Two years in San Francisco. Damn.
Over the past two years, my relationship with this City has had its ups and downs. It’s sort of like being adopted by your evil stepmother and trying really hard to love her even though she abuses and enslaves you in your own home.
San Francisco: it has such promise. If you look at it from the right angles and in the right lighting, it’s urban perfection and beauty realized. But with your feet on the ground and in the daily grind, it’s a most unlivable place.

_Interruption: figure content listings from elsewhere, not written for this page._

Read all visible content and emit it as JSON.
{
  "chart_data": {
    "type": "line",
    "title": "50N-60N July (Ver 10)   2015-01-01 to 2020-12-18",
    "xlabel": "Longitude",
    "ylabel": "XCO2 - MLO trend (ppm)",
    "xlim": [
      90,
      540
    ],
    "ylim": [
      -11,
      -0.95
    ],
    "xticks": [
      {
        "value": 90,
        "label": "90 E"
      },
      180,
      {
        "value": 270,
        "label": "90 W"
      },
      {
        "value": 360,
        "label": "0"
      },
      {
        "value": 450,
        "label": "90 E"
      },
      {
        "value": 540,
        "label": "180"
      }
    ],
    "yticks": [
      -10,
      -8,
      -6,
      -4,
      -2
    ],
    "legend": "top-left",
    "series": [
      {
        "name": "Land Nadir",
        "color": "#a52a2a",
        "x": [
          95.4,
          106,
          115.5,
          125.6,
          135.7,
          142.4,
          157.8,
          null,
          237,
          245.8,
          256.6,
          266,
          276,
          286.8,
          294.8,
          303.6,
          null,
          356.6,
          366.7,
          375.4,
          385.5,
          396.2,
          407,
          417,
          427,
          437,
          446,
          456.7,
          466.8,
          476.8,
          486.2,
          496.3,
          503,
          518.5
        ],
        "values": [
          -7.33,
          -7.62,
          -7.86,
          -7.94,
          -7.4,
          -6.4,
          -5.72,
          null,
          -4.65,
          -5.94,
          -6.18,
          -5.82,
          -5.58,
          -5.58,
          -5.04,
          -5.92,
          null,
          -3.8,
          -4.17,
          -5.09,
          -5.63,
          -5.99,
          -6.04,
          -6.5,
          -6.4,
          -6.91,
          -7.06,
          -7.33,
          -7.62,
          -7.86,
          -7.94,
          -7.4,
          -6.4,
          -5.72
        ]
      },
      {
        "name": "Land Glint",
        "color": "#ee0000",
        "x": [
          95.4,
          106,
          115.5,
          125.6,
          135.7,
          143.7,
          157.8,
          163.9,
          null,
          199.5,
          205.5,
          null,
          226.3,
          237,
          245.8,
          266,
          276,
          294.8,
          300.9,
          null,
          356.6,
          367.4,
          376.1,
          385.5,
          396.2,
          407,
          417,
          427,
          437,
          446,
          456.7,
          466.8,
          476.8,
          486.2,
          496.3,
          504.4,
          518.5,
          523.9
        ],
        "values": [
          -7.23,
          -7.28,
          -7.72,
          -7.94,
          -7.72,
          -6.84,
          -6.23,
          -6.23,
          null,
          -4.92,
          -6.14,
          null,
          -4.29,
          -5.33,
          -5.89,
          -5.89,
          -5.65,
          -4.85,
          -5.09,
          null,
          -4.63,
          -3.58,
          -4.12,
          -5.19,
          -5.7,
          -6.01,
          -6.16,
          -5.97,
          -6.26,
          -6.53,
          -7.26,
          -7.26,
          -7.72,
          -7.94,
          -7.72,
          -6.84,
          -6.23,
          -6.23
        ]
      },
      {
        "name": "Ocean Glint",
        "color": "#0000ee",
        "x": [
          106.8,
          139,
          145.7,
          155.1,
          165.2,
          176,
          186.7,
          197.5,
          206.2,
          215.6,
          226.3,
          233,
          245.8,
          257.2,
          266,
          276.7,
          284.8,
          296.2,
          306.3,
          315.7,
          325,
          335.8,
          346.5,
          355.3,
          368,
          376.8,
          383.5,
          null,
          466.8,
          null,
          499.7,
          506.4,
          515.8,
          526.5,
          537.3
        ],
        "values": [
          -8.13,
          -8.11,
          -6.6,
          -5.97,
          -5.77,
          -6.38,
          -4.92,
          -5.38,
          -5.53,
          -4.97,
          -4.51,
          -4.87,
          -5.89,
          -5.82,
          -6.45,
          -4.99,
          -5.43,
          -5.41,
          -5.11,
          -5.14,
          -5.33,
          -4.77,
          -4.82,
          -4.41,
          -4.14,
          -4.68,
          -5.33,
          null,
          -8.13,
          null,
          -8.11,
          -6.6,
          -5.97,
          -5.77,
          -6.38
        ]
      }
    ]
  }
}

I go through my day-to-day life despising this City. I hate the postage-stamp-sized apartment it makes me live in (even though our home is larger than most at its price). I hate the necessity of using the public transit system. I hate the dirt and grime and indigence. I hate the traffic and the daily drama of moving and worrying about my car. I hate the fact that even though the supermarkets are always out of everything, it still costs more than it would in a less-crowded, well-stocked suburban store. I hate the inconvenience of my neighborhood: the fact that it’s the most car-friendly, and thus has all the disadvantages of a dense urban area and none of the advantages, like shops and restaurants and coffeehouses. I hate the unbelievable extra costs incurred for living here: from parking tickets to gas to food to the increased amount of time spent getting to places that would be easy and quick in any mid-sized suburb. The lost investment value of time alone in this City has me running a huge deficit…
The amount of energy I’ve expended maintaining my life in San Francisco is in drastic excess to what the same standard of living would have taken out of me in Fresno - and Fresno itself is not necessarily the most convenient or cheapest place to live. At the same time, I’ve yet to really reap any promised advantages to life here.